Au ministère des affaires sociales et de la micro finances, les activités du département de ce ministère qui s’occupe des personnes du troisième âge n’ont malheureusement pas encore soulagé cette couche de la population en ce temps de pandémie. Même les quelques actions sporadiques de ce ministère en ce qui concerne la distribution des vivres aux populations vulnérables n’ont pas privilégié ces personnes qui sont au soir de leur vie sur terre.

Un manque d’attention de l’Etat qui inquiète Xavier qui ne comprend d’ailleurs pas une telle « indifférence » à leur égard alors même qu’ils sont les plus vulnérables dans cette crise sanitaire. « Même le fonds covid-19 alloué aux différentes communes ne prendra pas en compte les personnes âgées comme on l’aurait souhaité, vous verrez », affirme George avec pessimisme.

Effectivement, à la mairie de Sèmè-Podji, une localité située entre Cotonou et Porto-Novo, la capitale du Bénin, on nous renseigne que les artisans, les petites et moyennes entreprises et des secteurs durement touchés par la crise seront « naturellement privilégiés ». Signalons qu’au terme des répartitions, cette commune dispose de 69 millions 440 milles 955 francs CFA dans le cadre de ce fonds covid-19 aux communes du Bénin.

« La première mesure d’aide de l’Etat aux populations, c’est le décaissement de 74,12 milliards de franc CFA en faveur des entreprises formelles, des artisans et petits métiers. On pensait qu’une fois les fonds décentralisés, nous (personnes du 3ème âge Ndlr) serons mieux pris en compte, mais hélas », se désole pour sa part dame Assogba, veuve et mémé contrainte de lutter chaque jour contre « son diabète ».

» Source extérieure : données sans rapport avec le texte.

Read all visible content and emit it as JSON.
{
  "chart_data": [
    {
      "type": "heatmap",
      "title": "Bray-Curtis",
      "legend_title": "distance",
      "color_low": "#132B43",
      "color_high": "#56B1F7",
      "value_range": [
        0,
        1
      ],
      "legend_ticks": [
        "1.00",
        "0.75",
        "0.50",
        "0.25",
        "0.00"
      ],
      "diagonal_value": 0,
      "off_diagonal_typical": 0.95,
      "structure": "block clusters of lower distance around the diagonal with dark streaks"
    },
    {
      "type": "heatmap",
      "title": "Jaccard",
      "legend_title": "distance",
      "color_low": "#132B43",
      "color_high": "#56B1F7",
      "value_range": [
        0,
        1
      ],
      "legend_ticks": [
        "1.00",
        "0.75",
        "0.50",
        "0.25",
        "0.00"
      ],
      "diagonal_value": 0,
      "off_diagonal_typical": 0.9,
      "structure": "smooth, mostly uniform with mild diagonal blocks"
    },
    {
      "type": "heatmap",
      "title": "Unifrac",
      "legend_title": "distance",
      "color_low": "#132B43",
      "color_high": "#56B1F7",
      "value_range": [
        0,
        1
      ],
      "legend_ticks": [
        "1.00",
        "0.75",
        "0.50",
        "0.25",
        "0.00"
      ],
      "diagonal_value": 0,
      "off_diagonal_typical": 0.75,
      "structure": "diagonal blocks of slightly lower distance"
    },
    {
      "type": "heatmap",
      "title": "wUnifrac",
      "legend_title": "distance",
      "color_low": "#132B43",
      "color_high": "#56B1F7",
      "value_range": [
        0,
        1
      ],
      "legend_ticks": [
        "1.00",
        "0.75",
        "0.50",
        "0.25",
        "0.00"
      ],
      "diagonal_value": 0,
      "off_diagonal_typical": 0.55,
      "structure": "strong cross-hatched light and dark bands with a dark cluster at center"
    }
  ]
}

A la date du 14 septembre 2020, le Bénin a enregistré 2 280 cas confirmés de Covid-19, 1 950 cas guéris pour 40 décès. Même si le pays est peu touché jusqu’à cette date, le virus circule toujours et ces personnes si vulnérables constituent, selon les scientifiques, une proie facile pour le virus. « … Ces personnes du troisième âge méritent donc plus d’attention, de mesures et d’accompagnement », a déclaré Tedros Adhanom Ghebreyesus, directeur général de l’Organisation mondiale de la santé lors d’une de ses sorties en janvier 2020.